Details: (M), 89 mins, Germany,
Synopsis: Literally translated as ‘bright’, this futiristic film takes place in a world where food is scarce, it doesn’t rain and the sun is all-consuming. Two sisters and a male friend exist in this tough environment, looking for meagre scraps for survival.
Apocalyptic road movie lives up to its name. In a good way.
FESTIVAL OF GERMAN FILM: The ‘post-apocalyptic road’ movie continues to offer up fresh perspectives on life as-we-are-yet-to-know-it and director Tim Fehlbaum’s Hell is up there with the best of this seemingly inexhaustable genre. From the defining works Soylent Green and Mad Max to more recent nerve-janglers like The Road, The Book of Eli and 28 Days Later, the barren wasteland that is our near-future makes for metaphorically-rich, ultra-creepy cinema of the bleakest kind; Fehlbum’s unambiguously-titled thriller mines all those elements for maximum effect.
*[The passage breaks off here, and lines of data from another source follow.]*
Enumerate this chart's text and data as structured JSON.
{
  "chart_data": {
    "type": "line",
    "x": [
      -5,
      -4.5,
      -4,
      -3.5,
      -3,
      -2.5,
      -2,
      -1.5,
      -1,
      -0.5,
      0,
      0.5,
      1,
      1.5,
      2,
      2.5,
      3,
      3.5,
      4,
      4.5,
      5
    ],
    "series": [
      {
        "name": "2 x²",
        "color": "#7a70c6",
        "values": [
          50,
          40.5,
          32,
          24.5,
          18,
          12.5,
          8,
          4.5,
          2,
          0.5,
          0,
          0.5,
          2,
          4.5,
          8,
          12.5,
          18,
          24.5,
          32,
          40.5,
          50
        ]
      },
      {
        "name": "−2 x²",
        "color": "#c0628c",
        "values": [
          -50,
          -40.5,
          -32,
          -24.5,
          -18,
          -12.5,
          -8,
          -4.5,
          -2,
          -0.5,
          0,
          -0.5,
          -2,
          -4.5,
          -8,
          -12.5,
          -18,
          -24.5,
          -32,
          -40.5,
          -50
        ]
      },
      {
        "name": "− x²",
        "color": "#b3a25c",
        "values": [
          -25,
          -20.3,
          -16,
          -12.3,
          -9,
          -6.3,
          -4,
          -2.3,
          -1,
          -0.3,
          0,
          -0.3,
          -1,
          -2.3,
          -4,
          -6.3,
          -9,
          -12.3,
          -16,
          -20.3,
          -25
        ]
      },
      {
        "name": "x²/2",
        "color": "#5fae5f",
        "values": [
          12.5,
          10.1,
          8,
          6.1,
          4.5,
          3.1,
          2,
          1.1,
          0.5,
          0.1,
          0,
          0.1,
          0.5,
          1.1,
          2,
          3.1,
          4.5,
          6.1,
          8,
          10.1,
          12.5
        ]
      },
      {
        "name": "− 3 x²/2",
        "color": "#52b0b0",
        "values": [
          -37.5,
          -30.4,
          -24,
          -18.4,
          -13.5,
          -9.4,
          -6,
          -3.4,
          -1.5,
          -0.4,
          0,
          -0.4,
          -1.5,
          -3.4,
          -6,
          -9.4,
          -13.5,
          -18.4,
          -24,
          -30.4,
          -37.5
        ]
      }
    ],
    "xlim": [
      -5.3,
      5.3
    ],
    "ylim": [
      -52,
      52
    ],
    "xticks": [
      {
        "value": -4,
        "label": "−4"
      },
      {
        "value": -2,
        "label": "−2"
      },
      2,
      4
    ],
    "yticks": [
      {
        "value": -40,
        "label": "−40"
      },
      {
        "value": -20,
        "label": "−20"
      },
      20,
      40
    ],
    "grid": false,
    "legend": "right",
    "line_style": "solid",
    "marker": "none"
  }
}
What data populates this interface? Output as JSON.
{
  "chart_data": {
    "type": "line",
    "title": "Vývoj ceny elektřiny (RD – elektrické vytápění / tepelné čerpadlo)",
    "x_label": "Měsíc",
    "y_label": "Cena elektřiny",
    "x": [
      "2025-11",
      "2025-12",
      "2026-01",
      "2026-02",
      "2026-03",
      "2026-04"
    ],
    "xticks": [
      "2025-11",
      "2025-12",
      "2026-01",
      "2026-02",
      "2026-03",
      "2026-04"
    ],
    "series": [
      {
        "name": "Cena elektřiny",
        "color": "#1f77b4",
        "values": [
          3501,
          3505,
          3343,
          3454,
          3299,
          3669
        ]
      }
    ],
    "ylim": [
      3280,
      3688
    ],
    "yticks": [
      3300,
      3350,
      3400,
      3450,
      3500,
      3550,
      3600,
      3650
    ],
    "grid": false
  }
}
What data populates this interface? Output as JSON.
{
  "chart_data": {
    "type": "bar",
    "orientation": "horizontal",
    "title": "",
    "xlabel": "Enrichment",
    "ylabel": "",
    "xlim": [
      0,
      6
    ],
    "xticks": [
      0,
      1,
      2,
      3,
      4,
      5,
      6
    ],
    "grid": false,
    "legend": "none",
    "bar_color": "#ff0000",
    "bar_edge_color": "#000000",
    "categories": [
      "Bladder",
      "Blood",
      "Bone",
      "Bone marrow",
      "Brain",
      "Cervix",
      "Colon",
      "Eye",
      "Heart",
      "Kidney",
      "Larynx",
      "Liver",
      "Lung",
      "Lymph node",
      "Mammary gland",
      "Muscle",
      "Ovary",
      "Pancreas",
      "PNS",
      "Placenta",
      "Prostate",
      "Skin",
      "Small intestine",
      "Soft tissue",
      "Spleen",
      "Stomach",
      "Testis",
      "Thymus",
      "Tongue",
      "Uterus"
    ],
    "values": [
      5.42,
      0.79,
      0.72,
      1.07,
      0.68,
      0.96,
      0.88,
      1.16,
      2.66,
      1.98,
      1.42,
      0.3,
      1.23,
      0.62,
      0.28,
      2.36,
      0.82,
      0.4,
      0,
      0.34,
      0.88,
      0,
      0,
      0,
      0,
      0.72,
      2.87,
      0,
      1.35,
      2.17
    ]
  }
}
The Swiss-born, Munich-trained director’s future landscape has been scorched by solar flares, reducing once-lush European woodlands to grey deserts of ash. The surviving humans have divided into marauding tribal sub-groups, scurrying about in the shadows to avoid the scorching glare. Marie (Hannah Herzsprung) and her younger sister Leonie (Lisa Vicari) have banded together with Philip (Lars Eidinger), travelling the deserted highways in a constant search for water and petrol (that cars and batteries still work in Fehlbaum’s world, suggests this dour existence is not so far away).
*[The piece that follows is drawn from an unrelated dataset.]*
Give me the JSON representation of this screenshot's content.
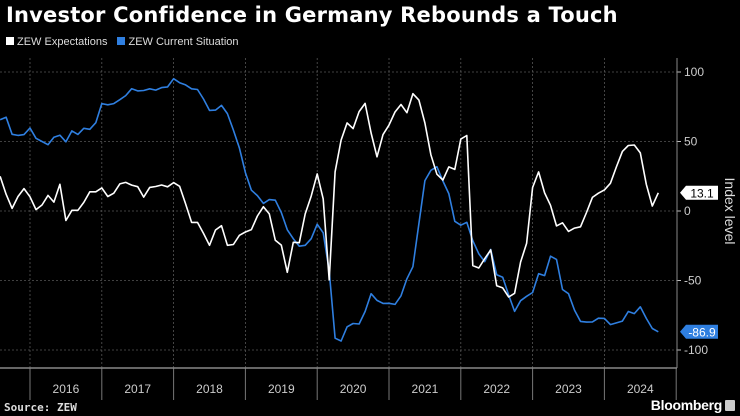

A chance encounter with a lean, mean Tom (Stipe Erceg) expands the group, but soon their numbers are reduced when Leonie and Tom are captured by nomadic savages. Philip shows his true colours and wants to flee, but Marie won’t abandon her sister; she trudges to an encampment that seems idyllic but is soon revealed to be far removed from the sanctuary it presents.
Falling into two very distinct parts, Hell works best when it glimpses the humanity that our heroes have had to conceal in order to perform animalistic acts of survival. The first half of Fehlbaum’s film excels at creating both a vivid future-world and, more importantly, a set of believable characters to inhabit it. Herzsprung is wide-eyed but never naive, and because of hat, her third act heroism seems entirely plausible; 15 year-old Vicari, a stunning young actress despite being layered in grime, is the warm, crucial heart of the film (and which, frankly, Kodi Smit-McPhee’s similar character in The Road failed to provide).
The second half takes place entirely within the compound, peopled by a rather too-civilised cult overseen by matriarch Bäurin, played by veteran actress Angela Winkler. Her performance, much like Fehlbaum’s handling of this passage, dips a little too often into horror-movie caricature; away from the glare of the burning sun and the parched fields, Hell becomes Hostel. Tropes abound (the heroine who escapes but heads back into the mysterious ‘barn’; the reveal as to exactly how Bäurin and her clan stay so ‘well-fed’) and, whilst undeniably tense in parts, hog-tie the third act. Hell only really regains its momentum when key characters flee into the blistering sun - a terrifically-staged sequence that jolts the film back to life.
Deeply moral at its core, the script (which Fehlbaum co-wrote with Thomas Wöbke and Oliver Kahl) is sparse but profound; words to these characters, often the only reminder of their past civility, are as valuable and life-enriching as the drops of water for which they scrounge.
ndicating everyone involved was convinced this was top-notch genre material, cinematographer Markus Förderer was justly rewarded for his work at the highly-regarded 2011 SITGES Film Festival and Hollywood power-player Roland Emmerich (Independence Day; Godzilla; The Day After Tomorrow; 2012) executive-produced, returning to his homeland film industry for the first time in 20 years.